From Round to Square (and back)

For The Emperor's Teacher, scroll down (↓) to "Topics." It's the management book that will rock the world (and break the vase, as you will see). Click or paste the following link for a recent profile of the project: http://magazine.beloit.edu/?story_id=240813&issue_id=240610

A new post appears every day at 12:05* (CDT). There's more, though. Take a look at the right-hand side of the page for over four years of material (2,000 posts and growing) from Seinfeld and country music to every single day of the Chinese lunar calendar...translated. Look here ↓ and explore a little. It will take you all the way down the page...from round to square (and back again).
*Occasionally I will leave a long post up for thirty-six hours, and post a shorter entry at noon the next day.

Friday, December 23, 2011

Fieldnotes From History (24)—Chops

[a] Zodiacal RF
Part of an occasional Round and Square series that follows the blog’s main theme (east meets west, round meets square, and past meets present), these snippets from my early fieldnotes are reproduced as they were written by hand—and then revised on an ancient desktop computer—during my first fieldwork stay in Taiwan (1985-1987).  All entries are the way that I left them when I returned to the United States in 1987—some nicely-stated and some embarrassing. Although the series began with my assumption that the entries can stand alone, I have found that separate comments and notes might help readers understand a world that is now, well, history. These are always separate from the original fieldnote.
[b] Bigchop RF

Comment
I enjoyed writing this note a few days before Thanksgiving in 1985. I clearly am trying to tell a story here, and had already internalized an "audience" as I wrote notes by then (I discuss this matter in detail in the introduction to this series). Nonetheless, there is a combination of story and cultural information that—like a good fieldnote—leaves open the possibility of deeper analysis in future writing. Unlike almost everything else I have posted so far, I sort of like this fieldnote.

Note
—"Chop" is the English word (borrowed originally from Malay) for a variety of character combinations, including yinzhang (印章).

25 November 1985
Taipei
The vast majority of the time, Chinese do not use a pen to write the characters of their names on documents or letters. They use a chop. When I had to open a bank account in August I, too, had to buy a chop. However, not being Chinese, and not understanding “chop subculture,” I went downtown and bought an elaborate soapstone model, complete with a sleeping mother pig and four piglets carved on top (the pig is the traditional Chinese zodiacal emblem for those born in 1959, 1971, 1983—every twelfth year). It cost NT $600.00 (US $15.00), which didn’t seem like much, considering I can use it all my life. So I reasoned.

When I signed my bank book, a woman I work with started hooting with laughter. She told me that people don’t use those gaudy icons to sign their names; the ones Chinese people use on documents are about a fourth the size of it. It was too late, though. By that time, everybody on the fourth floor of the company had come to take a look at the American’s chop. They talked about it for weeks. To tell the truth, it didn’t seem so big to me until I went out and bought the standard, cheap wooden model that people use everyday. Now I can see what’s so funny.
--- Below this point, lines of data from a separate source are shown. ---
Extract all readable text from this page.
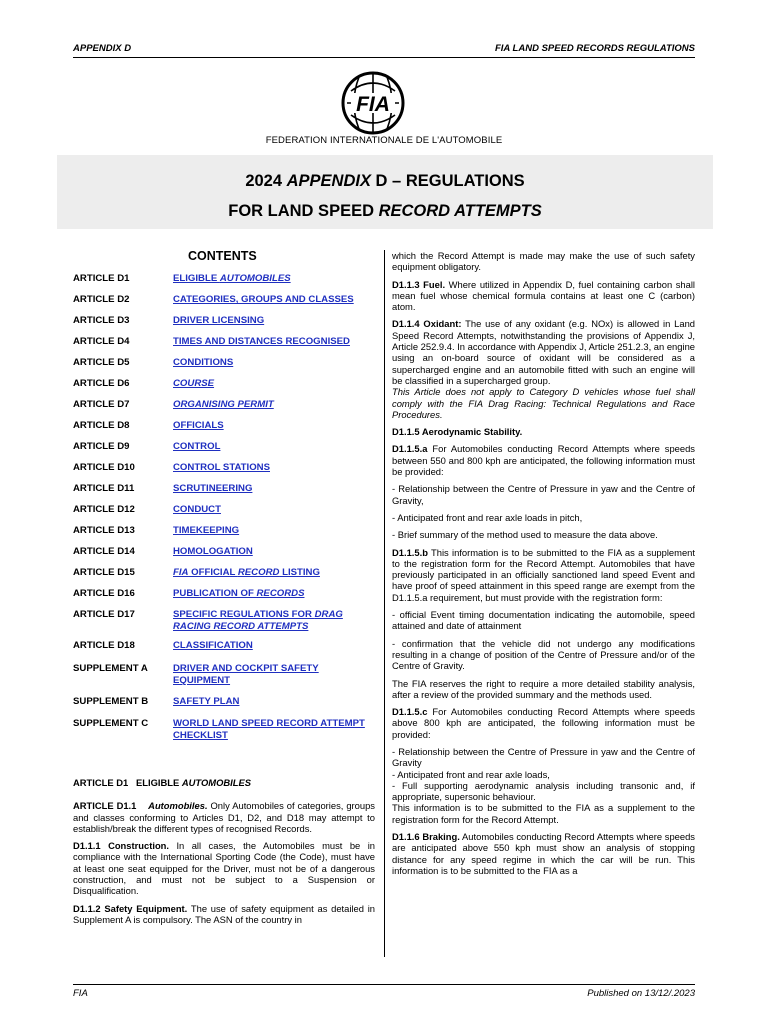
APPENDIX D	FIA LAND SPEED RECORDS REGULATIONS
FIA
FEDERATION INTERNATIONALE DE L'AUTOMOBILE
2024 APPENDIX D – REGULATIONS
FOR LAND SPEED RECORD ATTEMPTS
CONTENTS
ARTICLE D1	ELIGIBLE AUTOMOBILES
ARTICLE D2	CATEGORIES, GROUPS AND CLASSES
ARTICLE D3	DRIVER LICENSING
ARTICLE D4	TIMES AND DISTANCES RECOGNISED
ARTICLE D5	CONDITIONS
ARTICLE D6	COURSE
ARTICLE D7	ORGANISING PERMIT
ARTICLE D8	OFFICIALS
ARTICLE D9	CONTROL
ARTICLE D10	CONTROL STATIONS
ARTICLE D11	SCRUTINEERING
ARTICLE D12	CONDUCT
ARTICLE D13	TIMEKEEPING
ARTICLE D14	HOMOLOGATION
ARTICLE D15	FIA OFFICIAL RECORD LISTING
ARTICLE D16	PUBLICATION OF RECORDS
ARTICLE D17	SPECIFIC REGULATIONS FOR DRAG RACING RECORD ATTEMPTS
ARTICLE D18	CLASSIFICATION
SUPPLEMENT A	DRIVER AND COCKPIT SAFETY EQUIPMENT
SUPPLEMENT B	SAFETY PLAN
SUPPLEMENT C	WORLD LAND SPEED RECORD ATTEMPT CHECKLIST

ARTICLE D1   ELIGIBLE AUTOMOBILES

ARTICLE D1.1 Automobiles. Only Automobiles of categories, groups and classes conforming to Articles D1, D2, and D18 may attempt to establish/break the different types of recognised Records.

D1.1.1 Construction. In all cases, the Automobiles must be in compliance with the International Sporting Code (the Code), must have at least one seat equipped for the Driver, must not be of a dangerous construction, and must not be subject to a Suspension or Disqualification.

D1.1.2 Safety Equipment. The use of safety equipment as detailed in Supplement A is compulsory. The ASN of the country in

which the Record Attempt is made may make the use of such safety equipment obligatory.

D1.1.3 Fuel. Where utilized in Appendix D, fuel containing carbon shall mean fuel whose chemical formula contains at least one C (carbon) atom.

D1.1.4 Oxidant: The use of any oxidant (e.g. NOx) is allowed in Land Speed Record Attempts, notwithstanding the provisions of Appendix J, Article 252.9.4. In accordance with Appendix J, Article 251.2.3, an engine using an on-board source of oxidant will be considered as a supercharged engine and an automobile fitted with such an engine will be classified in a supercharged group.

This Article does not apply to Category D vehicles whose fuel shall comply with the FIA Drag Racing: Technical Regulations and Race Procedures.

D1.1.5 Aerodynamic Stability.

D1.1.5.a For Automobiles conducting Record Attempts where speeds between 550 and 800 kph are anticipated, the following information must be provided:

- Relationship between the Centre of Pressure in yaw and the Centre of Gravity,

- Anticipated front and rear axle loads in pitch,

- Brief summary of the method used to measure the data above.

D1.1.5.b This information is to be submitted to the FIA as a supplement to the registration form for the Record Attempt. Automobiles that have previously participated in an officially sanctioned land speed Event and have proof of speed attainment in this speed range are exempt from the D1.1.5.a requirement, but must provide with the registration form:

- official Event timing documentation indicating the automobile, speed attained and date of attainment

- confirmation that the vehicle did not undergo any modifications resulting in a change of position of the Centre of Pressure and/or of the Centre of Gravity.

The FIA reserves the right to require a more detailed stability analysis, after a review of the provided summary and the methods used.

D1.1.5.c For Automobiles conducting Record Attempts where speeds above 800 kph are anticipated, the following information must be provided:

- Relationship between the Centre of Pressure in yaw and the Centre of Gravity

- Anticipated front and rear axle loads,

- Full supporting aerodynamic analysis including transonic and, if appropriate, supersonic behaviour.

This information is to be submitted to the FIA as a supplement to the registration form for the Record Attempt.

D1.1.6 Braking. Automobiles conducting Record Attempts where speeds are anticipated above 550 kph must show an analysis of stopping distance for any speed regime in which the car will be run. This information is to be submitted to the FIA as a

FIA	Published on 13/12/.2023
The big ones are used only for special occasions—like signing marriage licenses or international treaties. They aren’t used in bank books.

It wasn’t a total waste of money, however. Everybody has the big kind. After hearing my story, my English student (he is actually a neurosurgeon), went to his office and brought back an armload of chops—large chops, small chops, round chops, curved chops, square chops, chops with ancient characters, and chops with modern characters. Chop, chop, chop. I asked him what he used to sign documents. He took out a standard NT $50 (US $1.25) model. I asked him what he did with all the others. “Show them to foreigners, I guess,” he said.
[c] Chop copse RF

1 comment:

  1. I have a very nice, pearlescent chop given to me by the Students' English Association at Henan University, as a 'thank you' for getting up and practicing English pronunciation with them at 6:45 am two days of the week. It's not quite as ostentatious as yours, but I generally keep it in my cabinet and show it to Chinese friends when they come visit.

    I really enjoy reading your "Fieldnotes from History" series, not least because the author is not too different in age from me, and in a setting (geographical and otherwise) not too far removed. Perhaps it's part self-defense then, but I think he does alright in the circumstances.